We won the KDD Cup 2016!
Update:
Check out the abstract and read the paper which fully explains our approach.
You can read the papers from the top 12 teams which participated in the KDD Cup 2016 here.
ABSTRACT
The world’s collective knowledge is evolving through research and new scientific discoveries. It is becoming increasingly difficult to objectively rank the impact research institutes have on global advancements. However, since the funding, governmental support, staff and students quality all mirror the projected quality of the institution, it becomes essential to measure the affiliation’s rating in a transparent and widely accepted way. We propose and investigate several methods to rank affiliations based on the number of their accepted papers at future academic conferences. We carry out our investigation using publicly available datasets such as the Microsoft Academic Graph, a heterogeneous graph which contains various information about academic papers. We analyze several models, starting with a simple probabilities-based method and then gradually expand our training dataset, engineer many more features and use mixed models and gradient boosted decision trees models to improve our predictions.
To compete in the KDD Cup is something I have been meaning to do for a few years now. To win it on the first go was simply incredible! This year, the stars aligned just right and I actually got some time to focus on this 3 months long competition. My friend and former colleague Mihai Chiru joined me and we proved once again we make one hell of a good team.
The research task was to predict the ranking of affiliations (universities, research institutions or companies) based on the number of their accepted full research papers at various academic conferences in 2016. Microsoft, the competition organizer offered a free snapshot of the Microsoft Academic Graph (MAG), a heterogenous graph containing various historical information about many academic papers.
The competition progressed great for us and in each phase we improved our predictions and overall rank.

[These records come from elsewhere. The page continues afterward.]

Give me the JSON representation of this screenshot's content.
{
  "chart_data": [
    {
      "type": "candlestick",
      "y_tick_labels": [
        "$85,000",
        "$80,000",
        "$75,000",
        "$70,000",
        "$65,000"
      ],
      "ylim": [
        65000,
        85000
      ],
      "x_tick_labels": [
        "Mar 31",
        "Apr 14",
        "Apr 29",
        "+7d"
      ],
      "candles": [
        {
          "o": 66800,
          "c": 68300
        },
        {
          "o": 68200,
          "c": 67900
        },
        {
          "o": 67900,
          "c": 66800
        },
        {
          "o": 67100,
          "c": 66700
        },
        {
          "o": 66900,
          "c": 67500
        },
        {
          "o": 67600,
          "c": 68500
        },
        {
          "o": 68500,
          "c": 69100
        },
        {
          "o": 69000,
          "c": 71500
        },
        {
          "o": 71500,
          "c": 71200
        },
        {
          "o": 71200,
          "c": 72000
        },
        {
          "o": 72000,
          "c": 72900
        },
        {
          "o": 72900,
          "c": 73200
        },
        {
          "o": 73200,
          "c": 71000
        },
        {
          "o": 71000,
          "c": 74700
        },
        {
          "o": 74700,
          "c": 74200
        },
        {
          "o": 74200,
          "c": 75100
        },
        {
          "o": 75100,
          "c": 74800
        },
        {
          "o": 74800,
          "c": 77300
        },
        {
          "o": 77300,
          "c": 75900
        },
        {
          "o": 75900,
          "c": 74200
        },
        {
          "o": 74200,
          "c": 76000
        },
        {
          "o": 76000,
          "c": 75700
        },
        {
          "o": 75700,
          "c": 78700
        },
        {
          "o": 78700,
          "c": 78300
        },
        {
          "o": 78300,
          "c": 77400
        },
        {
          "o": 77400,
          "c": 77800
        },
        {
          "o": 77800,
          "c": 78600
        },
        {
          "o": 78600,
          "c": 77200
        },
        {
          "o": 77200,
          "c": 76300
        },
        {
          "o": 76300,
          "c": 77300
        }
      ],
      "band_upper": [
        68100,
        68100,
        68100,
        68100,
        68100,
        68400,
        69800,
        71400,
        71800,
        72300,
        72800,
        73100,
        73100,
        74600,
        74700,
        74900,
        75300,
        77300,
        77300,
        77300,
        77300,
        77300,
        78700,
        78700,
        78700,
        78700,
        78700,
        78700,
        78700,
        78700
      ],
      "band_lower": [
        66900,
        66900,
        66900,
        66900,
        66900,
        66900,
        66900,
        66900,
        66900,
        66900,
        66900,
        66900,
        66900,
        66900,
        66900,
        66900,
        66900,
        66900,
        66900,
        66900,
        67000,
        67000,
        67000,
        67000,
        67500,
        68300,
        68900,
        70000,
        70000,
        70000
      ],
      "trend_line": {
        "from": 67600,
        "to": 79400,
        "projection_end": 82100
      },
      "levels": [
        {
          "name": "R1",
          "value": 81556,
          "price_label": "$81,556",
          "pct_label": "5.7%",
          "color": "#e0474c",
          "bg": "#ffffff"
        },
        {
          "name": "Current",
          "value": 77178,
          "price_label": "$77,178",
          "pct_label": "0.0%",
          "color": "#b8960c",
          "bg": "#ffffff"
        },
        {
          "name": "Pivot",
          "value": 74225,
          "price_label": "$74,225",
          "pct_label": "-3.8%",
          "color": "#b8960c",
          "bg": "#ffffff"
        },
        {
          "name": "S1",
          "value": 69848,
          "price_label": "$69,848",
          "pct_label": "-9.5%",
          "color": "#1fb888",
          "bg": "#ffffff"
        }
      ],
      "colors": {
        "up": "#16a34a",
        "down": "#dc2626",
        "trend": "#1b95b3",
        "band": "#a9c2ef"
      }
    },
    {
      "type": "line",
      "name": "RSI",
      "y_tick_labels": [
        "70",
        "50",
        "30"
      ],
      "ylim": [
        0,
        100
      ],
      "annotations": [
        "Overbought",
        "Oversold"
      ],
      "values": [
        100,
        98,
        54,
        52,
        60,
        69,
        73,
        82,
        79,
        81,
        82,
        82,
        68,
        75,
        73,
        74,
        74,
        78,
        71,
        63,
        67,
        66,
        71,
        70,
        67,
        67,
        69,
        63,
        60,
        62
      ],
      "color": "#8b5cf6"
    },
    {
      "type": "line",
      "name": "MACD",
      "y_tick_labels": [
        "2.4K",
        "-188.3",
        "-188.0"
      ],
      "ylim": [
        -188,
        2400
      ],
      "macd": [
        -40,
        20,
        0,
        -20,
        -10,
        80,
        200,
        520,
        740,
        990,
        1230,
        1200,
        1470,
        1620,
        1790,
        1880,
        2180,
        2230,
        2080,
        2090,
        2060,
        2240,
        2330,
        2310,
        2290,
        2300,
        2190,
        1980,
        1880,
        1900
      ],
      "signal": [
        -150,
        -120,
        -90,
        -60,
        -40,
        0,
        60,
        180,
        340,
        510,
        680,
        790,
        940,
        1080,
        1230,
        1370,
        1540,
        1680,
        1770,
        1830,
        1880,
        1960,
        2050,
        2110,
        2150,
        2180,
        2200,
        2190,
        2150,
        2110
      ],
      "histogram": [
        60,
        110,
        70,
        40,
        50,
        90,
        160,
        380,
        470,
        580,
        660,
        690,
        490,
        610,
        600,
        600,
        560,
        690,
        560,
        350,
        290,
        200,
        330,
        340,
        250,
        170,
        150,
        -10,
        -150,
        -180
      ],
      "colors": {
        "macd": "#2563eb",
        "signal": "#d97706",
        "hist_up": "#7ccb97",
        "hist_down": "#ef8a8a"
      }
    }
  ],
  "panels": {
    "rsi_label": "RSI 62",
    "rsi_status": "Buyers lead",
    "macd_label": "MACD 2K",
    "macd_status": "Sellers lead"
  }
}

I believe our systematic way to build the models coupled with some careful feature engineering was what in the end set us apart from the other teams.
The approach is fully described in the paper Predicting the future relevance of research institutions - The winning solution of the KDD Cup 2016. I will present the paper in August in San Francisco at the KDD Cup 2016: Towards measuring the impact of research institutions workshop part of KDD 2016.